The bodies of 410 civilians were removed from Bucha and other suburbs in the aftermath of Russia’s destruction, Ukraine’s prosecutor-general, Iryna Venediktova, said this month.

President Joe Biden said Tuesday that Russian atrocities in Ukraine amounted to “genocide,” the first time he has leveled the accusation against Putin.

Daines said he was invited to meet with Ukrainian officials in Kyiv and Bucha after he met with leaders in NATO countries bordering Ukraine. Late last month, he joined a bipartisan congressional delegation that visited Poland and Germany.

Spartz, the first Ukrainian-born member of Congress, recently sent a letter to Secretary of State Antony Blinken urging the Biden administration to redeploy U.S. diplomats to Lviv to help with coordination in Ukraine.

“We must be engaged to stop this atrocity and bring back peace and order to the European content,” she wrote.
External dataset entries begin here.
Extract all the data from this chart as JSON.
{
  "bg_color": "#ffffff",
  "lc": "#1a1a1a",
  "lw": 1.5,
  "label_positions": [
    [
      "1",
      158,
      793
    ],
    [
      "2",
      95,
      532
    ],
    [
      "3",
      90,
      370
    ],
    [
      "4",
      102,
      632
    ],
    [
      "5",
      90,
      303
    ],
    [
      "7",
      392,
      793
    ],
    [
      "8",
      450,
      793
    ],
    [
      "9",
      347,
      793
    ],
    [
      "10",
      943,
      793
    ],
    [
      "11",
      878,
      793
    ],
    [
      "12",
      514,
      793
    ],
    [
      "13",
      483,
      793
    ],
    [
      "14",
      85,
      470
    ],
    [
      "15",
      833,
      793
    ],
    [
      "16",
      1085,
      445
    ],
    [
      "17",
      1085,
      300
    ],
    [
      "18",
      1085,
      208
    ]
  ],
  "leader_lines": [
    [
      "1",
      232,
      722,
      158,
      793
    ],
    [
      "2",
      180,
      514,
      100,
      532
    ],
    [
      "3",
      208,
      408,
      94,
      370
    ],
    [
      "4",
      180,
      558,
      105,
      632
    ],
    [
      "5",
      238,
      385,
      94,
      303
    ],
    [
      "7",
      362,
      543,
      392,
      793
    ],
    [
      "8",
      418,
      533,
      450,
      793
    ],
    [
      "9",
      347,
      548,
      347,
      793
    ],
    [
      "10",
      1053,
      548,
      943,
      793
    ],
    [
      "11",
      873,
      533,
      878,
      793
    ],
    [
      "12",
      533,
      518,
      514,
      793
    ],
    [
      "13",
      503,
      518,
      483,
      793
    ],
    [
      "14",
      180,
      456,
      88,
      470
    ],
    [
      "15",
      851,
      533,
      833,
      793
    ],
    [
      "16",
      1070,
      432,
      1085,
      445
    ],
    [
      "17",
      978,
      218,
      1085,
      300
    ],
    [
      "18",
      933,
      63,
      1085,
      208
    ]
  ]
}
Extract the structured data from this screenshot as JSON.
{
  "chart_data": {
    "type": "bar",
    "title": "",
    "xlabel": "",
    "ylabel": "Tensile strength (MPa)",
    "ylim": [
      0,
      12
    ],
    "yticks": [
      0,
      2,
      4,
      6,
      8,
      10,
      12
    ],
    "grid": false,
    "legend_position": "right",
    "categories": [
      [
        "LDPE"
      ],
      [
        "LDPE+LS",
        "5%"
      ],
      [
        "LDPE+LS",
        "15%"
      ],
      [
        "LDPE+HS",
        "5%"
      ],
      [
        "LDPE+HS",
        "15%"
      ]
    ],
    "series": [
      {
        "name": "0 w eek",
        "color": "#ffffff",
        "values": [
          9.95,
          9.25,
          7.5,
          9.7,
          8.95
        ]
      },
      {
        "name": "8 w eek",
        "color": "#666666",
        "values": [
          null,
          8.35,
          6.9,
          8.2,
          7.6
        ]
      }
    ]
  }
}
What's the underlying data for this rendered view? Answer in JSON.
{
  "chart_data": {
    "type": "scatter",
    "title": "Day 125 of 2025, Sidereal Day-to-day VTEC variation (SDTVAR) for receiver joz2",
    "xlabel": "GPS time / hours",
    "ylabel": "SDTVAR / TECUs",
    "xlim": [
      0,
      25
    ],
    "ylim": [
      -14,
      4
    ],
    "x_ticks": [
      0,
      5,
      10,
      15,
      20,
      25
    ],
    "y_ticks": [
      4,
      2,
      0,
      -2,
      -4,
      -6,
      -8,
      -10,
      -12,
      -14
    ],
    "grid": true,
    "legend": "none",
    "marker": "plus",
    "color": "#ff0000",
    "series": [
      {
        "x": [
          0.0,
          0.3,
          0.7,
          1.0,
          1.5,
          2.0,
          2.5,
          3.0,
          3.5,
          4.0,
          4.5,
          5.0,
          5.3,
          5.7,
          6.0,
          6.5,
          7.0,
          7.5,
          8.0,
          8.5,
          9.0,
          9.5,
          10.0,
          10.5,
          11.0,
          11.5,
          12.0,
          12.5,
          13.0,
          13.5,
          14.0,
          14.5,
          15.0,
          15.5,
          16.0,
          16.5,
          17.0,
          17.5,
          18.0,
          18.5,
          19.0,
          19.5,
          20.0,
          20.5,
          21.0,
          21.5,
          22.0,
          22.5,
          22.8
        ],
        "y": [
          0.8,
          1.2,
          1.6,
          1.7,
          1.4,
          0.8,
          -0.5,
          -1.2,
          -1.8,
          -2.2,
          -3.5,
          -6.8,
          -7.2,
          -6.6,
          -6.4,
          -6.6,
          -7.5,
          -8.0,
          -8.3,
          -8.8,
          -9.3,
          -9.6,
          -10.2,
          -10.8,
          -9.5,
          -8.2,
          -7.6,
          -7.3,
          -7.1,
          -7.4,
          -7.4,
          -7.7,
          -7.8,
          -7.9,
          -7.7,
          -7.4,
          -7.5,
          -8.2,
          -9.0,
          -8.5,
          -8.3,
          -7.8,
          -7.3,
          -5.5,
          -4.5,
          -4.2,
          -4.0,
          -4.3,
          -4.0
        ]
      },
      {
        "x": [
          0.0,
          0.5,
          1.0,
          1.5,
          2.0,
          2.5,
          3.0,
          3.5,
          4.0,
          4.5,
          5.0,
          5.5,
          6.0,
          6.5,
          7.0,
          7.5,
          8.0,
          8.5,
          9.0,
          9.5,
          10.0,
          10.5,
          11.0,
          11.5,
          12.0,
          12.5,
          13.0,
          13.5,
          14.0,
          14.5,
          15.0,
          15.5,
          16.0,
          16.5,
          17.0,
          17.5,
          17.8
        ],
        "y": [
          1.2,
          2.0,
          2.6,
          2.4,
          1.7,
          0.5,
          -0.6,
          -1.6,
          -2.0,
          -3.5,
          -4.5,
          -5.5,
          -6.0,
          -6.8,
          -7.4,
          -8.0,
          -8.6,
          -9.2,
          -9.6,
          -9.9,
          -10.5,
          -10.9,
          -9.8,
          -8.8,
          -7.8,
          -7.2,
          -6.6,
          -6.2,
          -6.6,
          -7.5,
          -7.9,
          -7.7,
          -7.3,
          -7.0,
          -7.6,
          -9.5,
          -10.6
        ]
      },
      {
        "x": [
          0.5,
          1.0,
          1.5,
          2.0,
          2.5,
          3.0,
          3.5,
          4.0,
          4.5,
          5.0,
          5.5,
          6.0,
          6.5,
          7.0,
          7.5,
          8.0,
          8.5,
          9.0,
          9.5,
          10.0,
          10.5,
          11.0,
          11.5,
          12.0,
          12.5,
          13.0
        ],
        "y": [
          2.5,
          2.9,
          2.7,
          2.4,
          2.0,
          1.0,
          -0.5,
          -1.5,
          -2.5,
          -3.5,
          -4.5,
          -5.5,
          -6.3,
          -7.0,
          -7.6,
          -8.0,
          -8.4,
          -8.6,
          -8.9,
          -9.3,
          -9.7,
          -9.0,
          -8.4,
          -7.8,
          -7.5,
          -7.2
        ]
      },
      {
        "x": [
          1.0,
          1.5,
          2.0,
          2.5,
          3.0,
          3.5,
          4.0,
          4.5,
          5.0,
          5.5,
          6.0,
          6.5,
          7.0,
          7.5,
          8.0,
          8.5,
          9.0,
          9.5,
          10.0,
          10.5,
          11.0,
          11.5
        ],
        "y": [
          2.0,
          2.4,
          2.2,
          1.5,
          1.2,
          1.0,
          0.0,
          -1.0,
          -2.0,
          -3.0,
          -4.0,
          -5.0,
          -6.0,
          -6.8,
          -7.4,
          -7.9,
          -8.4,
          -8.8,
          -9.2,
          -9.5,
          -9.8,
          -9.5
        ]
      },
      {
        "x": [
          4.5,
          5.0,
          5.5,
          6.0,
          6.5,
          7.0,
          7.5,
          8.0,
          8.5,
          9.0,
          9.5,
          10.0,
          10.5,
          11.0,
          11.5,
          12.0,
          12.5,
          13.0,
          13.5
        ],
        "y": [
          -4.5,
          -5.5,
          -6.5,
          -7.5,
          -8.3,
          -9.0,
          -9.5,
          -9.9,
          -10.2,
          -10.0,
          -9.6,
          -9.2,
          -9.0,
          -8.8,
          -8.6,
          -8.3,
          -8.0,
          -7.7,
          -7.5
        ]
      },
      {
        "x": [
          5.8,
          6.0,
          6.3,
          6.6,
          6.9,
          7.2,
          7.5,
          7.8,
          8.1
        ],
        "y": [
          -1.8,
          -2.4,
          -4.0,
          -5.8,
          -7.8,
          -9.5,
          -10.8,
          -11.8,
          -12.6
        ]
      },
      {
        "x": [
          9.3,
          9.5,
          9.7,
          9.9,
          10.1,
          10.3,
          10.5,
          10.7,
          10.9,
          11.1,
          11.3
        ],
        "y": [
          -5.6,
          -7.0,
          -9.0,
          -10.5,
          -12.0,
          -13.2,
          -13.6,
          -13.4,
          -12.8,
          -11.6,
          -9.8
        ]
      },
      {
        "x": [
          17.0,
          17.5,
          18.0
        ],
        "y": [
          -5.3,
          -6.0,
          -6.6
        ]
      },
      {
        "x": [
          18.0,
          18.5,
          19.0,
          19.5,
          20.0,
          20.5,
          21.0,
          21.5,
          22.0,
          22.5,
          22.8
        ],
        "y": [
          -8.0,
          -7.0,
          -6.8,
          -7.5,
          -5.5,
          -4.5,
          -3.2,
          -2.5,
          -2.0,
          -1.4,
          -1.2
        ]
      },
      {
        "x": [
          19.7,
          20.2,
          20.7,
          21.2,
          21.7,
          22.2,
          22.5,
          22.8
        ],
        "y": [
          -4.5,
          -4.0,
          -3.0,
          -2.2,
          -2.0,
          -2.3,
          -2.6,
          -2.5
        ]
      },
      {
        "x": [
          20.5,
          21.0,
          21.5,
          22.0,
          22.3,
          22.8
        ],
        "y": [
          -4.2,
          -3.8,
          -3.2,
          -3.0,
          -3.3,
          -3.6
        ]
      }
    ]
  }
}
State Department spokesman Ned Price told reporters at a briefing Thursday that the agency is "constantly evaluating and re-evaluating the safety and the security situation," saying the goal is to re-establish a U.S. diplomatic presence as soon as it is "safe and practical" to do so.

He argued that the lack of U.S. diplomatic presence on the ground "has in no way hampered our ability to coordinate and to consult with our Ukrainian partners."